There is still a slight difference in quality between seen and unseen embeddings, as seen from Figure 9 and indicated by a 3% lower accuracy in unseen classes.
In Table 7 we prove that the embeddings of classes seen during training remain statistically significantly grouped closer together, indicating that the accuracy gap between seen and unseen classes is not due to chance. Trained classifiers will still outperform this method, as shown in Section 5.2, but its advantage is in its practicality, as there is no need to retrain the model for new players.

5.4. Open-Set Few-Shot Scenario

This scenario differs from the few-shot closed-set setting in that the query sample may belong to a class that is not represented in the support set, in which case it should be identified as unknown. In Table 8, we present the results achieved in an open-set few-shot scenario. As expected, methods based on a supervised trained feature extractor fail just as they did in the closed set scenario. Our method (bold) can achieve good performance, with known accuracy over 80% while keeping the rejection rate above 99%.
There is an issue with setting the correct threshold. By using a separate subset of classes for calculating the threshold, we did not obtain the optimal threshold for test classes. The distribution of distances is different enough that the false positive rate set to 5% on validation dataset (which would translate to 95% rejection rate) achieved a rejection rate of 99.6% on test dataset. The model therefore rejects more samples than it was calibrated to reject. We believe that having a larger dataset for calibration could mitigate this problem.

6. Discussion

The problem of person recognition based on signals from inertial measurement sensors recorded during sports is easily solvable with established methods, as long as we train the classifier on data from all people that we want to recognise. For that purpose, even five samples per person are enough. The same goes for recognising an unknown person as unknown; established methods for open-set classification can be used effectively.
When the problem of few-shot learning is introduced, the established few-shot methods fail. This is because the feature extractor learns to recognise players in the training set based on dataset-specific patterns, which do not generalise well, mainly due to the significant variability in IMU signal shapes between individuals. The feature extractor can learn a few features, which are sufficient to recognise players present at training phase. However, these features are not sufficient to recognise new players. To force the model to learn more general features, we need to train the feature extractor without the knowledge of class.
We proposed a solution that leverages the substantial variability between individuals by using an unsupervised model to extract embeddings for a prototypical network. This approach significantly improves accuracy in the few-shot setting, achieving over 90% accuracy with only five samples per class.
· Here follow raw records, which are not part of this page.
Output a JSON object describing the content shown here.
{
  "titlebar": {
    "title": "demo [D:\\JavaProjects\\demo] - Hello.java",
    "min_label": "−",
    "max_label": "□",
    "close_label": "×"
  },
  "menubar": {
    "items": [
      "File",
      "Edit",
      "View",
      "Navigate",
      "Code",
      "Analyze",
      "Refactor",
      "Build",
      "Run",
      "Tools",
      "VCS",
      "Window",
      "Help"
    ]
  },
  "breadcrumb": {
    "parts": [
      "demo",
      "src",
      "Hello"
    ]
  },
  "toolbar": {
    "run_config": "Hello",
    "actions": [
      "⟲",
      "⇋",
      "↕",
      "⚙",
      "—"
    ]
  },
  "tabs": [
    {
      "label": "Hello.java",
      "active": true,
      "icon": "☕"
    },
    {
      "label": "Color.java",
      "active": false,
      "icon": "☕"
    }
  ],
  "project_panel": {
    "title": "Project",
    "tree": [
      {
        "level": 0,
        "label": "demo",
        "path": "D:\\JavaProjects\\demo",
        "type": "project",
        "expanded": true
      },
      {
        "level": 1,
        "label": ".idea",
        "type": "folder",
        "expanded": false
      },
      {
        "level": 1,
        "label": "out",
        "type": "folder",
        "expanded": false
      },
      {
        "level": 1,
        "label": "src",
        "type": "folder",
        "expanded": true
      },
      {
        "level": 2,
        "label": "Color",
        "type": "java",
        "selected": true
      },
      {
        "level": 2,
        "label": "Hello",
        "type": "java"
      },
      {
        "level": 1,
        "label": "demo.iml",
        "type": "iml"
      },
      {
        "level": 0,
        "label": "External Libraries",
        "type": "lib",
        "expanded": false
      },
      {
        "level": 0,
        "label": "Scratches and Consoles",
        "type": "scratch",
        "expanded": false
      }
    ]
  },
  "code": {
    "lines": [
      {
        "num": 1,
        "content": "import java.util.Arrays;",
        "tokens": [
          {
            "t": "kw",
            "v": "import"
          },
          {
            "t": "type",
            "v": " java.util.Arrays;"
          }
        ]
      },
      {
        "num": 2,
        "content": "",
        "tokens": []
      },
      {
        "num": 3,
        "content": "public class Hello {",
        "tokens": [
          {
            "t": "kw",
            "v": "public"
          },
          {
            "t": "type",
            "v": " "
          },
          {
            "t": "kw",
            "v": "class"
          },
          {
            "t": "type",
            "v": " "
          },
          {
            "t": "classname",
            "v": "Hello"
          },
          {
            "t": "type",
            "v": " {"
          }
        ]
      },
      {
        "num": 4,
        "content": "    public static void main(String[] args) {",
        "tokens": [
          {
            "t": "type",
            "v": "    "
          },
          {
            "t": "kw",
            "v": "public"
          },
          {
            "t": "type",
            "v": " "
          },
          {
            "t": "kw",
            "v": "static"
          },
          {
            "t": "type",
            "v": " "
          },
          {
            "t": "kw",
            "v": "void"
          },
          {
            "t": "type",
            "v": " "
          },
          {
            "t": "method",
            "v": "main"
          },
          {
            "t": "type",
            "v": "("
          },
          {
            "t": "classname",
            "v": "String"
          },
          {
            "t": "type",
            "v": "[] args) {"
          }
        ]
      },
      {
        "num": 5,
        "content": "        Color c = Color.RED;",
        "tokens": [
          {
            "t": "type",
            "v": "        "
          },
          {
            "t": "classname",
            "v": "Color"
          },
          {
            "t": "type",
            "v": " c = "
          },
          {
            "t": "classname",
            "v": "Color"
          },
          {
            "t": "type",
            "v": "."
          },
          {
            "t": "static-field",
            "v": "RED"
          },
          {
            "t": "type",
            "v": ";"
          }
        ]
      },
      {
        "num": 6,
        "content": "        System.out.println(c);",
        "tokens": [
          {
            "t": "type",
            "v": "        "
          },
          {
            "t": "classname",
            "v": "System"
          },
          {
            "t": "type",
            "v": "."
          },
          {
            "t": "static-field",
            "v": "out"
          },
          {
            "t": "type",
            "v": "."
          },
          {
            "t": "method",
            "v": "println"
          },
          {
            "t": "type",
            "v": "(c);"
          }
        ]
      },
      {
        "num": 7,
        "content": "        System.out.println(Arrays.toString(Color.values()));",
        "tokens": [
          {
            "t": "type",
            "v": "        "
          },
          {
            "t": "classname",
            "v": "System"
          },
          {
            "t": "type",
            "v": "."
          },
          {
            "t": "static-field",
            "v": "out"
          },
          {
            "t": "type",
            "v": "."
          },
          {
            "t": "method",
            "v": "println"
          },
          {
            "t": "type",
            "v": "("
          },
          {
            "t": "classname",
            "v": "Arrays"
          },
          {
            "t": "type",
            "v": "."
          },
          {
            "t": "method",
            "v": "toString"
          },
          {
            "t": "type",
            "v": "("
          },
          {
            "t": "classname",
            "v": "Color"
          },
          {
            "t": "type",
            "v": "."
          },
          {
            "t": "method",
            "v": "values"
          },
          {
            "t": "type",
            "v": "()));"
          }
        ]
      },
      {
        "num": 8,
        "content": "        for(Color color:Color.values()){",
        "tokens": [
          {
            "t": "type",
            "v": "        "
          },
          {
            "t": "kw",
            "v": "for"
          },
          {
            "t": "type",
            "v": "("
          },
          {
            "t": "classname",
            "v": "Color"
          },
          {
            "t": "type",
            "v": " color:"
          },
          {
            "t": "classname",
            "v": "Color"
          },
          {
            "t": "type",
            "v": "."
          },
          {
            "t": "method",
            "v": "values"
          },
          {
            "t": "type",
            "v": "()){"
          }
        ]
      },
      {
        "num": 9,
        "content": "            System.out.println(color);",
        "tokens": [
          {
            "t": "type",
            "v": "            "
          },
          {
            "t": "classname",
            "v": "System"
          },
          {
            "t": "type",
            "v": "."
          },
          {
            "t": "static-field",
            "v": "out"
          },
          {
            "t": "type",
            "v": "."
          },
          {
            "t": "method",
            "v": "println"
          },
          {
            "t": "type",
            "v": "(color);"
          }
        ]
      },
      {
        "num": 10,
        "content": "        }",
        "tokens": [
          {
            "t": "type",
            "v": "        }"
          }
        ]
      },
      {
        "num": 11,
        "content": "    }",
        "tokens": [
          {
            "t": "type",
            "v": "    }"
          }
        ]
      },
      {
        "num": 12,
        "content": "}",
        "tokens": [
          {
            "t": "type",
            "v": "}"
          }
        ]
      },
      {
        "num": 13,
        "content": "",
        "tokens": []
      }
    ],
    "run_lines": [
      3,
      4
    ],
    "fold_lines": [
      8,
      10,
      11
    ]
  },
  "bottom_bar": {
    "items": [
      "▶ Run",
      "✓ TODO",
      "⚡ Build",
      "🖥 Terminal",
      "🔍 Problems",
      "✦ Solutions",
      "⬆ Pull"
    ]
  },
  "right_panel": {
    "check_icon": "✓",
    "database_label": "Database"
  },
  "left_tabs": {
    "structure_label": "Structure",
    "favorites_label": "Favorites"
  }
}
When evaluated in an open-set scenario, the method maintained high accuracy while also demonstrating a strong rejection rate for unknown players.
Nevertheless, the model still performs better on samples from the classes it was trained on. This, along with the results of regular classifiers, suggests that the trained model will always outperform this method.
As a result of unsupervised training, embeddings of similar samples are naturally clustered in the feature space. This property is advantageous for classification tasks where the primary goal is to distinguish between samples exhibiting substantial inter-class signal differences, such as in person recognition. However, this same characteristic limits the method’s transferability to other tasks where inter-class variability may be more subtle or structured differently.
In summary, our approach demonstrates that an unsupervised feature extractor combined with prototypical classification is a promising direction for few-shot person recognition based on sensor signals, but its success is limited to applications where the variation in recorded signals between classes is greater than variation from any other source.

7. Conclusions

Our experiments show that person recognition and open-set detection are both feasible with established techniques when sufficient training data is available. Standard few-shot methods showed poor generalisation in our setup, highlighting the need for specialised techniques for highly variable IMU data.
The method described in this paper leverages an unsupervised trained feature extractor and prototypical networks to achieve accuracy over 90% in a few-shot scenario. Its main advantage lies in its practicality. It is well-suited to biofeedback assistance applications that rely on person recognition to recommend personalised movement styles. In this context, the model can be pretrained on data from any 10 athletes. The end user only needs to contribute a single dart throw recording to be recognised with nearly 80% accuracy. As more data is collected, the recognition accuracy improves, surpassing 90% when using five samples.
Its high accuracy and low data requirements make this method ready to be used in real-time assistance systems. Most of the current assistance systems in sports use strong computing devices (phones, PCs, cloud) for feedback [5], where the model is sufficiently fast to work in real-time. The architecture would need to be adapted for deployment on microcontrollers, but the feasibility of running such systems on wearable devices remains uncertain due to additional limitations. For personalised feedback to function effectively, the system must not only identify the individual but also incorporate dedicated feedback profiles for each user. This requirement may make deployment on microcontrollers impossible. Consequently, we argue that future efforts should prioritise further improving accuracy and adaptation to other sports, rather than focusing on microcontroller-based deployment.
While promising, the method’s limitation lies in its reliance on clear inter-class signal differences. Future work should explore domain adaptation strategies or hybrid models that combine unsupervised and supervised components for improved generalisation. It would be worth further exploring the idea of using an unsupervised feature extractor for a prototypical network, such as by replacing the current TS2Vec model by one of many other solutions for unsupervised time series representation learning such as Temporal Neighbourhood Coding [35] or Temporal and Contextual Contrasting [36]. Furthermore, future work could include validating the method on additional datasets to further strengthen the generalizability of the findings beyond the dataset of 20 participants.

Author Contributions

Conceptualization, V.V., A.K., R.B., L.J., H.W., A.U., Z.Z., and S.T.; methodology V.V., R.B., L.J., H.W., and A.U.; software, V.V.; validation, A.U.; formal analysis, V.V., R.B., L.J., and H.W.; investigation, V.V., R.B., L.J., and H.W.; resources, V.V., A.K., and A.U.; data curation, V.V., and A.U.; writing—original draft preparation, V.V.; writing—review and editing, V.V., A.K., R.B., L.J., H.W., Z.Z., and A.U.; visualisation, V.V.; supervision, A.K., R.B., L.J., H.W., and A.U.; project administration, R.B. and A.U.; funding acquisition, S.T. All authors have read and agreed to the published version of the manuscript.

Funding

This research was funded in part by the Slovenian Research Agency within the research program ICT4QoL—Information and Communications Technologies for Quality of Life, grant number P2-0246. This work is financed in part by the Fundamental Research Funds for the Central Universities of China grant number 2024ZKPYZN01.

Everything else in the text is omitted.